Passate, passate per le porte,
sgombrate la via al popolo,
spianate, spianate la strada,
liberatela dalle pietre,
innalzate un vessillo per i popoli

Il profeta perla di una convocazione di Dio per tutti i popoli a convenire nella sua città. C’è bisogno però di rimuovere gli ostacoli, le pietre, i burroni di indifferenze e pregiudizi, tutto quello che ci divide dagli altri. C’è bisogno di aprire la porta della nostra vita, perché chi ci incontra possa entrarvi ed essere accolto. Troppo spesso invece noi le teniamo chiuse e cumuli di macerie e abissi di indifferenza impediscono alla vita degli altri di entrare nella nostra. Lavoriamo perché la via sia spianata, apriamo la porta della nostra vita. Ogni persona e ogni comunità sia un vessillo innalzato, cioè un segno visibile ed evidente dell’amore di Dio che unisce e raccoglie tutti, che vince divisione e conflitti. Dobbiamo essere questo vessillo, lo dobbiamo mostrare attraverso il nostro modo di vivere, le nostre parole. È la vocazione di ogni comunità cristiana, ed anche questo luogo, per quanto piccolo e modesto, divenga sempre più una porta aperta e un vessillo per tanti nella città che sono disperdi, confusi e disperati.

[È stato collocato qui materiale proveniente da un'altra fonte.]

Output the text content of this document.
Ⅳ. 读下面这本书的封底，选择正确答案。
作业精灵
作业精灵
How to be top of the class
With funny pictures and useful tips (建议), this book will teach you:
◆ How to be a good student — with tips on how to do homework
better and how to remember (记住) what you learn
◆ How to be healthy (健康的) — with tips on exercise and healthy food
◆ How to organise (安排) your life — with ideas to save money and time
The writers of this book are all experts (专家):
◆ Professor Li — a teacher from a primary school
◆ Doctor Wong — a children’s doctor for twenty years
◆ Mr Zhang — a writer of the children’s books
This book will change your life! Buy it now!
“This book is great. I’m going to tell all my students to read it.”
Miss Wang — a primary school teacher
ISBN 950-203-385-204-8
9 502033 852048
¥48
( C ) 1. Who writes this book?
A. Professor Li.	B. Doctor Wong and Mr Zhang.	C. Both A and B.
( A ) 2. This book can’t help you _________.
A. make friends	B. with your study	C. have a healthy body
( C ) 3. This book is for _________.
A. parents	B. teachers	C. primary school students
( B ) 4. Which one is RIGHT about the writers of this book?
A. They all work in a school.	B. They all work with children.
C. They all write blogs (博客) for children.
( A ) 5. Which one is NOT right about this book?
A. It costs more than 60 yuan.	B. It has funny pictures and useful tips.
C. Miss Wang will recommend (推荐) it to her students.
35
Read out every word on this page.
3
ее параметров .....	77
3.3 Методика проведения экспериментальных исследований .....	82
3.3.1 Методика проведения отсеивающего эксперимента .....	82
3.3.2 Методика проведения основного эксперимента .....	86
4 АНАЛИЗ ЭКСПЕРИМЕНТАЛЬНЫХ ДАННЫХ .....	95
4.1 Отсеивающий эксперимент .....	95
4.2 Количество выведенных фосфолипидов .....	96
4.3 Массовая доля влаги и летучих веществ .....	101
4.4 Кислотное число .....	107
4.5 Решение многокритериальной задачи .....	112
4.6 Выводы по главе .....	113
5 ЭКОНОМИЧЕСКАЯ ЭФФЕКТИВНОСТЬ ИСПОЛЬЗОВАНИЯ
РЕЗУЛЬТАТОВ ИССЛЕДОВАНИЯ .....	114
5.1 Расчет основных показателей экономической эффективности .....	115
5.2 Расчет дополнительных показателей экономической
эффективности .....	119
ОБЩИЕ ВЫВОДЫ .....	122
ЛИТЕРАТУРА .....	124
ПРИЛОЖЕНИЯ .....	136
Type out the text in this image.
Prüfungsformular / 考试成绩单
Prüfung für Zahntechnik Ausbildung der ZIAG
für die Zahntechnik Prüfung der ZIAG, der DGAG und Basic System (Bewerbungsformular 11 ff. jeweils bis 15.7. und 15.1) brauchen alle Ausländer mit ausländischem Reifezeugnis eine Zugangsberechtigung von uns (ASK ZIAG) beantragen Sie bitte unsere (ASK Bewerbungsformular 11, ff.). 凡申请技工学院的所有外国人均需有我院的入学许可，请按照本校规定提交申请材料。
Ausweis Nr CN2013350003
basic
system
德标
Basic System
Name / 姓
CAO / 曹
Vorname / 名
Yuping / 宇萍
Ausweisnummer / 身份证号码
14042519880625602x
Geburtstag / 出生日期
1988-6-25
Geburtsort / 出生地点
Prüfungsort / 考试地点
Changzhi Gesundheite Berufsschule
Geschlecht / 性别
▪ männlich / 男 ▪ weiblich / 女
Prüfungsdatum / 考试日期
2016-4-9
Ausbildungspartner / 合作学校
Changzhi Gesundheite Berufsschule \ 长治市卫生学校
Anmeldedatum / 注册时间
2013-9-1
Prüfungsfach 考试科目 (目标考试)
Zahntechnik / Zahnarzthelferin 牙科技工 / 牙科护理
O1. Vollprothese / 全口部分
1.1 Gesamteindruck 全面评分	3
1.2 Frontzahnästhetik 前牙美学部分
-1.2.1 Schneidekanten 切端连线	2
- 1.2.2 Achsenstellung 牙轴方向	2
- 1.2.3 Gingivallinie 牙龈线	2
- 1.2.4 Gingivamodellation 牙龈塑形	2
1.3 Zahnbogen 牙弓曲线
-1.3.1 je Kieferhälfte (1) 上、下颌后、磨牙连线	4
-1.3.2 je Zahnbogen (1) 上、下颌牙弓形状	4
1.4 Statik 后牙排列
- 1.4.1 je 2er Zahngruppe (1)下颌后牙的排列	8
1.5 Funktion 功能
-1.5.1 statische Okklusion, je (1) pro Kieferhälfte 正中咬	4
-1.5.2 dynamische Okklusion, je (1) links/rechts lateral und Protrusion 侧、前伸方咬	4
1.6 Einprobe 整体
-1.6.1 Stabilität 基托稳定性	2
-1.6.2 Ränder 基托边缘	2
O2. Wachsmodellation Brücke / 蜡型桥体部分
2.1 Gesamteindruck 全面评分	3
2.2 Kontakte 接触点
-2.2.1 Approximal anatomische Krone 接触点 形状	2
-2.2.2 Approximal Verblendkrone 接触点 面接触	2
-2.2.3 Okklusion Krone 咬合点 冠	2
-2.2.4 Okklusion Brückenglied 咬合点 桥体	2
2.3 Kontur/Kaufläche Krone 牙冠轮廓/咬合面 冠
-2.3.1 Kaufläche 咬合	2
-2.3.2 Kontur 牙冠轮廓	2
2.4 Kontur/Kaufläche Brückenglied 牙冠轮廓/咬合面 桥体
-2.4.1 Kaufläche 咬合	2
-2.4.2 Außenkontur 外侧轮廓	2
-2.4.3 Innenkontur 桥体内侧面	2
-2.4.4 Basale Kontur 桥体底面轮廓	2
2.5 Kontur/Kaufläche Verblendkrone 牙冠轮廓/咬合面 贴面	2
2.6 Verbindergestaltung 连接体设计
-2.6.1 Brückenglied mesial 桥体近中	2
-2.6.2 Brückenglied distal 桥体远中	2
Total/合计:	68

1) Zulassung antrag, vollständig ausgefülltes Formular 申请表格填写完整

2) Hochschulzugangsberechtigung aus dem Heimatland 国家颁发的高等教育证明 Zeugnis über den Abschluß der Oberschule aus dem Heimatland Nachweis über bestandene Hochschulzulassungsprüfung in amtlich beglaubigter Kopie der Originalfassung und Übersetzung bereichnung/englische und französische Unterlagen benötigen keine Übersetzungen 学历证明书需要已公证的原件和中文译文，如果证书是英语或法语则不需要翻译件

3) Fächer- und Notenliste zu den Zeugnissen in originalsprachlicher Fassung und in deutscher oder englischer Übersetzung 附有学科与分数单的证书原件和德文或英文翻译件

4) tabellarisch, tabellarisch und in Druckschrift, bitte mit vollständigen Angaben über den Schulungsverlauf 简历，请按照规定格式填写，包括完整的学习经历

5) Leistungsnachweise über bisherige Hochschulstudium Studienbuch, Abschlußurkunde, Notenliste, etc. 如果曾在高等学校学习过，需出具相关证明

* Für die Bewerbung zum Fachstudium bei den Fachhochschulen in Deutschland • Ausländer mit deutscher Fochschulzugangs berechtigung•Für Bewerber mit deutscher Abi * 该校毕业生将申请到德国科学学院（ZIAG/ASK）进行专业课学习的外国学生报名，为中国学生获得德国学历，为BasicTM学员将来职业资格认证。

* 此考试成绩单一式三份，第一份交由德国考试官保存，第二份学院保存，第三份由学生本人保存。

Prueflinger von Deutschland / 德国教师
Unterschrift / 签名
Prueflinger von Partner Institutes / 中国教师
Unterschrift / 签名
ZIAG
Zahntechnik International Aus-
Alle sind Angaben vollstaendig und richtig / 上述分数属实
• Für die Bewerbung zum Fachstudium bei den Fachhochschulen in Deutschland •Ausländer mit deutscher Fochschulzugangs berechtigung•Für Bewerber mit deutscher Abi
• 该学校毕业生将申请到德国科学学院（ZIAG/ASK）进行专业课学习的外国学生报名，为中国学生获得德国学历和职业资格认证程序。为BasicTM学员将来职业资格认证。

Ad Assisi Francesco riuscì ad operare questo miracolo, trasformare un piccolo borgo periferico in una nuova Gerusalemme. Sappiamo come alla Porziuncola, piccola e insignificante chiesa, fu concessa dal papa, su richiesta di Francesco, l’indulgenza plenaria, la stessa concessa a chi si recava il pellegrinaggio a Gerusalemme. Sì, Assisi di nuovo nei prossimi giorni, si trasformerà in una Gerusalemme di pace e di concordia, in cui affluiranno da tutto il mondo uomini e donne di religione, lingua, cultura diversa, per testimoniare l’unità in nome della comune ricerca della pace. Ogni luogo in cui i cristiani amano e vivono il Vangelo è una piazza di Gerusalemme, è una via della città santa. Sia vero anche per questo nostro piccolo luogo e per le nostre povere vite, trasfigurate dalle nozze col Vangelo in vessillo di unione che raccoglie i dispersi nell’unica bella e santa città in cui Dio vive con gli uomini.